Further, since the stopper 106 is formed on the upper portion of the large-diameter portion 38, the overhanging portion 42 does not need to have the function of a stopper, and the overhanging portion 42 can be formed in a thin plate shape. For this reason, the large-diameter portion 38 can be made smaller in size in combination with the width of the chamber 41 being made smaller, and the steering mechanism can be made smaller.

Further, since the sleeve 103 is sealed by the two seal rings 53 in the axial direction, the influence of the seal friction on the steering feeling can be reduced.
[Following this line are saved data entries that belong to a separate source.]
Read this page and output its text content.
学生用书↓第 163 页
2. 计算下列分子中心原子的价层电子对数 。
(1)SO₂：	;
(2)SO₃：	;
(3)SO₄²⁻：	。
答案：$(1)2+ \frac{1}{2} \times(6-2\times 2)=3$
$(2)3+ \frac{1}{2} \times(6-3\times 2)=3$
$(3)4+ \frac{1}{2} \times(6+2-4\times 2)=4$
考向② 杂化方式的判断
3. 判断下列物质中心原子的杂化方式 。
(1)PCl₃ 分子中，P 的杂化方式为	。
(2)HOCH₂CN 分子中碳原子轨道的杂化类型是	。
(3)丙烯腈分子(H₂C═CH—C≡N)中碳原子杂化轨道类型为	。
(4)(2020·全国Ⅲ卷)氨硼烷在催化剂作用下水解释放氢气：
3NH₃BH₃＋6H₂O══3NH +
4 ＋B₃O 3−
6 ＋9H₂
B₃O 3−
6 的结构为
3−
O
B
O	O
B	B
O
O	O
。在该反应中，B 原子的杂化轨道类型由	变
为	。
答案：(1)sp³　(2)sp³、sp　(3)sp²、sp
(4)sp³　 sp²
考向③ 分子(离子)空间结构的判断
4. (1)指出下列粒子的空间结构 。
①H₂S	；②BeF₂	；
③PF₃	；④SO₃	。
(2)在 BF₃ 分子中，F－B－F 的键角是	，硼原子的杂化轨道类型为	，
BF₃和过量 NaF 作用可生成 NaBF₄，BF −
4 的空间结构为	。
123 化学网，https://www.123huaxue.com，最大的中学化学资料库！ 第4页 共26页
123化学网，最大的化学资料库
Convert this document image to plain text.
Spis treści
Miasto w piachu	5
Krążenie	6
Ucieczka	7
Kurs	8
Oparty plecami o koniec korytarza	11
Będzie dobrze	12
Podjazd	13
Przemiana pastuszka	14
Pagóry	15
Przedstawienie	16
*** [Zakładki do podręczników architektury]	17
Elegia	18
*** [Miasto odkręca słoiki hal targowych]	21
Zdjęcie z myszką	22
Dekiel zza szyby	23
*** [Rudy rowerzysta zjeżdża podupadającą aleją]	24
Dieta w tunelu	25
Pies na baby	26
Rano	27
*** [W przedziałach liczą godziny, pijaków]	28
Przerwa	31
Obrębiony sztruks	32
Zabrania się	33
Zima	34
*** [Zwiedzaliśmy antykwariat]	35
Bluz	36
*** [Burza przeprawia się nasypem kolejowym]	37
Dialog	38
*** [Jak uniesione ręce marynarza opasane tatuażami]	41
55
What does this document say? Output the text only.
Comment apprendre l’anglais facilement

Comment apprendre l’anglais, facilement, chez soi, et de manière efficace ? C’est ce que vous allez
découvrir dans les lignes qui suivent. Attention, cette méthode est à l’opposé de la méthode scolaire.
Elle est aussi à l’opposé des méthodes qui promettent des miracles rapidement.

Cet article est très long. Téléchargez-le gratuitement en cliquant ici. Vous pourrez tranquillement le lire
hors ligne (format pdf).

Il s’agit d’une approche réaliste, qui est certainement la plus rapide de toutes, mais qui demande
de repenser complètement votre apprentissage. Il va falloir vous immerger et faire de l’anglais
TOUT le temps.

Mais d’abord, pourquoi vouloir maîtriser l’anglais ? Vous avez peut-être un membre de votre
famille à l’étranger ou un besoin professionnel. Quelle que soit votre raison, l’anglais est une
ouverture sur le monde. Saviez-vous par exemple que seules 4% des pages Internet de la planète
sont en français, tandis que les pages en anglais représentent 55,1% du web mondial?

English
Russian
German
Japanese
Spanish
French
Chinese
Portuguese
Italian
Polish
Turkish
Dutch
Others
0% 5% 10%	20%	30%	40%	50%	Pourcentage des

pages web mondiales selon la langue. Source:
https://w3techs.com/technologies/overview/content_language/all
As shown in FIG. 5, a step portion 110 is formed on the casing 3 above the large diameter portion 38 of the output shaft 5 a, and the step portion 110 and the large diameter portion 38 are sealed by a sealing ring 111. By sealing, the sleeve 103 can be sealed at one place, and the seal friction can be further reduced.

[0043]

[Effect of device]

 In the power steering device of the present invention, the input shaft or the output shaft is provided with a stopper for restricting the relative displacement of the rotary valve in addition to the valve drive mechanism, so that the valve drive mechanism generates a torsion moment in the torsion bar. Only the function needs to be provided, and the valve drive mechanism can be downsized. As a result, the seal of the valve drive mechanism becomes smaller, and it is possible to prevent deterioration of steering feeling due to seal friction.

[Brief description of drawings]

FIG. 1 is a sectional view of a steering mechanism of a power steering device according to an embodiment of the present invention.

FIG. 2 is a view taken along the line II-II in FIG.

3 is a view taken along the line III-III in FIG.

FIG. 4 is an exploded perspective view of a valve drive actuator.

FIG. 5 is a sectional view of a steering mechanism of a power steering device according to another embodiment of the present invention.

FIG. 6 is a sectional view of a steering mechanism of a conventional power steering device.

FIG. 7 is a view taken along the line VII-VII in FIG.

FIG. 8 is an exploded perspective view of a valve drive actuator.

[Explanation of symbols]

 1 Steering Mechanism 3 Housing 5a Output Shaft 9 Torsion Bar 11 Input Shaft 15 Valve Drive Actuator 16 Rotary Valve 17 Outer Valve 38 Large Diameter 39 Sleeve 42 Overhang 43 Hole 44a, 44b Plunger 53 Seal Ring 101 Step 102 Seal Ring 103 Sleeve 104 Pin 105 C-shaped retaining ring 106 Stopper

Claims (1)

[Scope of utility model registration request] 1. A steering mechanism in which an output shaft connected to a steered wheel is connected to one end of a torsion bar and an input shaft connected to a steering wheel is connected to the other end of the torsion bar, and the input shaft and the output shaft are connected. A rotary valve, which is provided between the input shaft and the output shaft of the steering mechanism, and a rotary valve that relatively displaces according to the twist of the torsion bar during steering operation to output an assist force, and a rotary valve that is provided between the input shaft and the output shaft of the steering mechanism. A pusher is provided on one side and a pusher is provided on the other side to push the pushed part along both sides in the circumferential direction of the shaft, and a twisting moment is independently applied to the torsion bar by driving the pusher. A valve drive mechanism for generating a stopper for restricting the relative displacement of the rotary valve is provided on the input shaft or the output separately from the valve drive mechanism. A vehicle power steering device characterized by being provided on a shaft.